Malgré les meilleures volontés, bon nombre de projets de transformation échouent aujourd’hui faute d’une approche holistique suffisante. Mais en quoi consiste-t-elle concrètement ?

Les projets de transformation sont toujours plus nombreux dans les grandes entreprises, avec des discours inspirants faisant l’éloge de changements durables et profonds, mais sans pour autant que l’on assiste à des exemples réussis aussi nombreux. Pourquoi ? La faute aux difficultés de bien faire circuler les informations parmi les équipes ? À la complexité de digitaliser le fonctionnement de grandes structures très hiérarchisées et processées ? Par manque d’adhésion des collaborateurs ?

Quelles qu’en soient les raisons, la plus grande difficulté est moins de trouver des interlocuteurs spécialisés pour traiter telle ou telle problématique que d’avoir une vision d’ensemble exhaustive, capable de soutenir les transformations nécessaires.
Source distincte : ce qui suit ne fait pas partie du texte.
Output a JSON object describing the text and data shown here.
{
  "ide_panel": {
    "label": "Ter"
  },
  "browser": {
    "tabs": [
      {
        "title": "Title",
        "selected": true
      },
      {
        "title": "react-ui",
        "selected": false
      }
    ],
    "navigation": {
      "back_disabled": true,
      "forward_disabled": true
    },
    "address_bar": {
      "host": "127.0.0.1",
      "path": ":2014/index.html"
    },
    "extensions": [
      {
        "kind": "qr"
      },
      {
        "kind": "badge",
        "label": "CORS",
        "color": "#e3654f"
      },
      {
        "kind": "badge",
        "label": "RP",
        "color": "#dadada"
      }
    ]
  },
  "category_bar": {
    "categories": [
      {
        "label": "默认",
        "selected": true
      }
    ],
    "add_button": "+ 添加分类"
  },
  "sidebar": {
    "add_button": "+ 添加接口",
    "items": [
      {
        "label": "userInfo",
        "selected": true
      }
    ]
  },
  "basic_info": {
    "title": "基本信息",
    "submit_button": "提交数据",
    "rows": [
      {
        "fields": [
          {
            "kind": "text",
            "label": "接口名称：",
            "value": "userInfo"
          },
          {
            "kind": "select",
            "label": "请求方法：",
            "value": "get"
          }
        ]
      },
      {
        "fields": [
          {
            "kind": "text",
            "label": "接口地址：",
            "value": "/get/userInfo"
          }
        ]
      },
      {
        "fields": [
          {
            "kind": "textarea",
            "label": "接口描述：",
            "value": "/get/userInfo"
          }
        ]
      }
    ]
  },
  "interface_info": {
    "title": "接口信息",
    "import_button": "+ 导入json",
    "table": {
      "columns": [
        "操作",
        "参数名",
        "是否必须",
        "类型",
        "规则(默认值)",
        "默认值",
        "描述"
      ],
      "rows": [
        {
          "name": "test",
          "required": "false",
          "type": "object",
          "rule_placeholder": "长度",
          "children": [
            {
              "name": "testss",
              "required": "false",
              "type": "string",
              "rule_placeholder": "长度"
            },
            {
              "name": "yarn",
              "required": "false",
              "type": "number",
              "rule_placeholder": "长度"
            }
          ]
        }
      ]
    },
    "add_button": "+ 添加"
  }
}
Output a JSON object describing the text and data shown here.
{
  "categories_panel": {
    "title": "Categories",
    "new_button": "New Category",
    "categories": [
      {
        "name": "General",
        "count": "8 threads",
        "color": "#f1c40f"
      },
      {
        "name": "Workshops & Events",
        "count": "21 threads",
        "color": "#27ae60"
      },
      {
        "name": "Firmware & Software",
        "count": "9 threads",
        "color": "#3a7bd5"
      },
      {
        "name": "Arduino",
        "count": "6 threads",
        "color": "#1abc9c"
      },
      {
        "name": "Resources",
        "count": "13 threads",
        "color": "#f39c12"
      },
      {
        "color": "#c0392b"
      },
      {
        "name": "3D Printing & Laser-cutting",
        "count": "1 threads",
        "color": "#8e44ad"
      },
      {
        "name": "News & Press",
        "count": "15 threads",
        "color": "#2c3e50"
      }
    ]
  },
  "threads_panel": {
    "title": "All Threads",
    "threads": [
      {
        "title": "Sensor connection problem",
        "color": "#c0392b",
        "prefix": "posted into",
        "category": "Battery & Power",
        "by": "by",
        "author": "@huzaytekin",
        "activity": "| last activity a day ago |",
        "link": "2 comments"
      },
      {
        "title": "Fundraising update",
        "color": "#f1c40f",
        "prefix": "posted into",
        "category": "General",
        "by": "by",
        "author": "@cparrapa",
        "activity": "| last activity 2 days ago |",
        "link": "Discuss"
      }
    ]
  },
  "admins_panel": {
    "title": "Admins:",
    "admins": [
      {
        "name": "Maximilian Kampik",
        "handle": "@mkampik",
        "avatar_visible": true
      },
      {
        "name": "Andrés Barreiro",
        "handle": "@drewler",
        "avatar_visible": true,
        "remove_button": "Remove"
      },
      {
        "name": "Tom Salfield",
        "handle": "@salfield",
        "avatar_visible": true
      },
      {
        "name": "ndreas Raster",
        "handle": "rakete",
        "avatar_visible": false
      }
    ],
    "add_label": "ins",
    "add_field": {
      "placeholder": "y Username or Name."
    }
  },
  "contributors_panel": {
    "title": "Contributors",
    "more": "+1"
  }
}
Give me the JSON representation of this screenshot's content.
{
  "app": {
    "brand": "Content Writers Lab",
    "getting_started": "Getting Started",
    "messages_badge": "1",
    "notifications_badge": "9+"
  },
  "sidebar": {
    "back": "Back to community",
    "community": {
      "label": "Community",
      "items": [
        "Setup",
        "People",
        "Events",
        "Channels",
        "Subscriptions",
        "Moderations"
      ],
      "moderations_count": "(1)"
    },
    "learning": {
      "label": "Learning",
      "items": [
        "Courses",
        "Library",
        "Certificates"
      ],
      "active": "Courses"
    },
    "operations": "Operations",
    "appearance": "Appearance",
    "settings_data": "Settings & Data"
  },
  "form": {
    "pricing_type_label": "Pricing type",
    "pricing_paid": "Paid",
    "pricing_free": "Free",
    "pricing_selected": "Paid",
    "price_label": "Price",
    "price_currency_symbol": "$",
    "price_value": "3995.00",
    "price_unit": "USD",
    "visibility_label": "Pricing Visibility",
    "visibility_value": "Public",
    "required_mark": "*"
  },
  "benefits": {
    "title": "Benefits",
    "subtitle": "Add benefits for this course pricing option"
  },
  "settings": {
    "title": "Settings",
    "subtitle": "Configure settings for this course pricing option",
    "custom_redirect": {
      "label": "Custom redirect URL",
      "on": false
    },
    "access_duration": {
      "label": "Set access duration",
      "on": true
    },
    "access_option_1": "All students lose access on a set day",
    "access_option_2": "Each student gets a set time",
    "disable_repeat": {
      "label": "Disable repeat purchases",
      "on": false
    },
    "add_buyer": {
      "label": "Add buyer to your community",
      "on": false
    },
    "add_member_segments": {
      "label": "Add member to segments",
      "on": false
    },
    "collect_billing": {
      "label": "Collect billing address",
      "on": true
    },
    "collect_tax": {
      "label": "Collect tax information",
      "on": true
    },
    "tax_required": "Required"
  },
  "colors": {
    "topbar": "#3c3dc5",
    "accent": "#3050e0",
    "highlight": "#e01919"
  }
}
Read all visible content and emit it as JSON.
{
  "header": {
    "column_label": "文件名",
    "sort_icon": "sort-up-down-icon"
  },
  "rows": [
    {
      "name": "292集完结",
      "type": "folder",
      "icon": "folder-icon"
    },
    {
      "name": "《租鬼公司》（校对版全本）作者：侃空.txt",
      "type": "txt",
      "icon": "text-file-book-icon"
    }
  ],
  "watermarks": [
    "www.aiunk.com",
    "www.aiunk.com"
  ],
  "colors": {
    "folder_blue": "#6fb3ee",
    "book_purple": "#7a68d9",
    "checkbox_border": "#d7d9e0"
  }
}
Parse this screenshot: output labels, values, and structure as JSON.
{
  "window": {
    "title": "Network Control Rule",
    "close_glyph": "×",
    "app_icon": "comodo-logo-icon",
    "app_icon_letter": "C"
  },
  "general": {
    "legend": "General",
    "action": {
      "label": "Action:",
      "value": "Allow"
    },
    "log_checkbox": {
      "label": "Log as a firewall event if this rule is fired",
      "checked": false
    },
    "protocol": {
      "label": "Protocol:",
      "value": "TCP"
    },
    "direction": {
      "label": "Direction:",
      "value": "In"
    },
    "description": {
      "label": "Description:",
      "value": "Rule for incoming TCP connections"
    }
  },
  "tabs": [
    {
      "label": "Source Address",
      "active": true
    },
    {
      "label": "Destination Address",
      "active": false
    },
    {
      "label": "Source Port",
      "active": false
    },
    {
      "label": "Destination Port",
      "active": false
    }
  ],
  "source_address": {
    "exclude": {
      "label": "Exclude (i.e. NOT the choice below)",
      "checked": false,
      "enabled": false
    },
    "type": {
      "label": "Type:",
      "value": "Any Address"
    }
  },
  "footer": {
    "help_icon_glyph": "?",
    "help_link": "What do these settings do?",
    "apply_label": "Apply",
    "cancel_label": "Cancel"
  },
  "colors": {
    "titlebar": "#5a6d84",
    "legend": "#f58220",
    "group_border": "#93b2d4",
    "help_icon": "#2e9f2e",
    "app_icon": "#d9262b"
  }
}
L’état actuel des pratiques en matière de transformation

Convaincus que la stagnation est la mort assurée de l’entreprise, les dirigeants multiplient les projets innovants et initiatives de transformation, d’autant plus dans le contexte actuel, avec l’agilité comme leitmotiv ce qui les conduit quasi systématiquement à créer des “task force” dédiées, persuadés que de petites équipes seront plus agiles individuellement. Si l’idée n’est pas mauvaise en soi, elle contribue néanmoins à multiplier les feuilles de route et la temporalité des projets, ce qui renforce inévitablement les jeux de pouvoir internes et autres egos en mal de reconnaissance. La performance individuelle supplante alors celle de la réussite collective, ce qui est pour le moins surprenant à l’heure où l’on prône l’accélération des usages collaboratifs et la suppression des silos organisationnels au profit d’une plus grande synergie.

L’état de l’art requiert plutôt une approche holistique

Le résultat est le même partout : les équipes ne savent plus où donner de la tête, découvrent des informations importantes par hasard en réunion et ont la désagréable sensation de “ramer dans le sable”. Pour sortir de ce carcan, les dirigeants devraient privilégier davantage l’intelligence collective en s’appuyant pour cela sur une bonne représentation de toutes les dimensions impactées par leurs initiatives de transformation afin que chaque collaborateur puisse y voir clair et trouve sa place. Faire évoluer l’organisation en profondeur et de manière durable requiert plutôt d’avoir une approche holistique pour garantir la vue d’ensemble, même si des task force individuelles font avancer tel ou tel projet.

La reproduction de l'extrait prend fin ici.